Multi-class sentiment analysis problem to classify texts into five emotion categories: joy, sadness, anger, fear, neutral. A fun weekend project to go through different text classification techniques. This includes dataset preparation, traditional machine learning with scikit-learn, LSTM neural networks and transfer learning using BERT (tensorflow keras).
Summary Table
| Dataset | Year | Content | Size | Emotion categories | Balanced |
|---|---|---|---|---|---|
| dailydialog | 2017 | dialogues | 102k sentences | neutral, joy, surprise, sadness, anger, disgust, fear | No |
| emotion-stimulus | 2015 | dialogues | 2.5k sentences | sadness, joy, anger, fear, surprise, disgust | No |
| isear | 1990 | emotional situations | 7.5k sentences | joy, fear, anger, sadness, disgust, shame, guilt | Yes |
links: dailydialog, emotion-stimulus, isear
Dataset was combined from dailydialog, isear, and emotion-stimulus to create a balanced dataset with 5 labels: joy, sad, anger, fear, and neutral. The texts mainly consist of short messages and dialog utterances.

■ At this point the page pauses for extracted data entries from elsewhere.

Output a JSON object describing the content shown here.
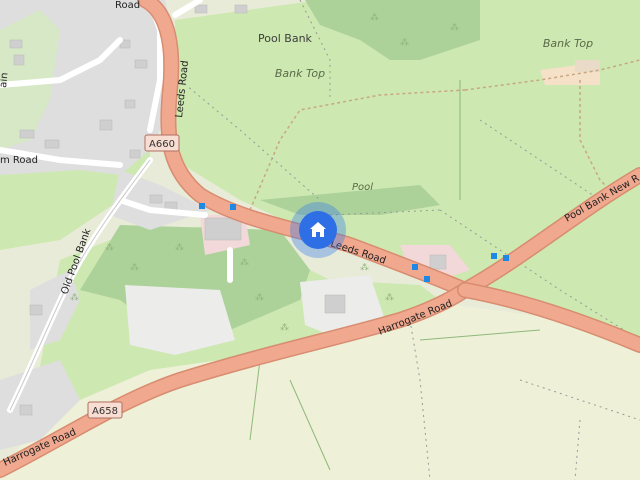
{
  "map": {
    "places": {
      "pool_bank": "Pool Bank",
      "bank_top_italic": "Bank Top",
      "bank_top_small": "Bank Top",
      "pool": "Pool"
    },
    "roads": {
      "leeds_road_1": "Leeds Road",
      "leeds_road_2": "Leeds Road",
      "harrogate_road_1": "Harrogate Road",
      "harrogate_road_2": "Harrogate Road",
      "old_pool_bank": "Old Pool Bank",
      "pool_bank_new_road": "Pool Bank New R",
      "m_road": "m Road",
      "top_road": "Road",
      "lane_left": "ain"
    },
    "shields": {
      "a660": "A660",
      "a658": "A658"
    },
    "colors": {
      "main_road": "#f0a88f",
      "field": "#cde8b0",
      "woods": "#acd29a",
      "residential": "#dedede",
      "location_marker": "#2f6fe6"
    },
    "controls": {
      "home_icon": "home-icon"
    }
  }
}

- Data preprocessing: noise and punctuation removal, tokenization, stemming
- Text Representation: TF-IDF
- Classifiers: Naive Bayes, Random Forrest, Logistic Regrassion, SVM
| Approach | F1-Score |
|---|---|
| Naive Bayes | 0.6702 |
| Random Forrest | 0.6372 |
| Logistic Regression | 0.6935 |
| SVM | 0.7271 |
- Data preprocessing: noise and punctuation removal, tokenization
- Word Embeddings: pretrained 300 dimensional word2vec (link)
- Deep Network: LSTM, biLSTM, CNN
| Approach | F1-Score |
|---|---|
| LSTM + w2v_wiki | 0.7395 |
| biLSTM + w2v_wiki | 0.7414 |
| CNN + w2v_wiki | 0.7580 |
Finetuning BERT for text classification
| Approach | F1-Score |
|---|---|
| finetuned BERT | 0.8320 |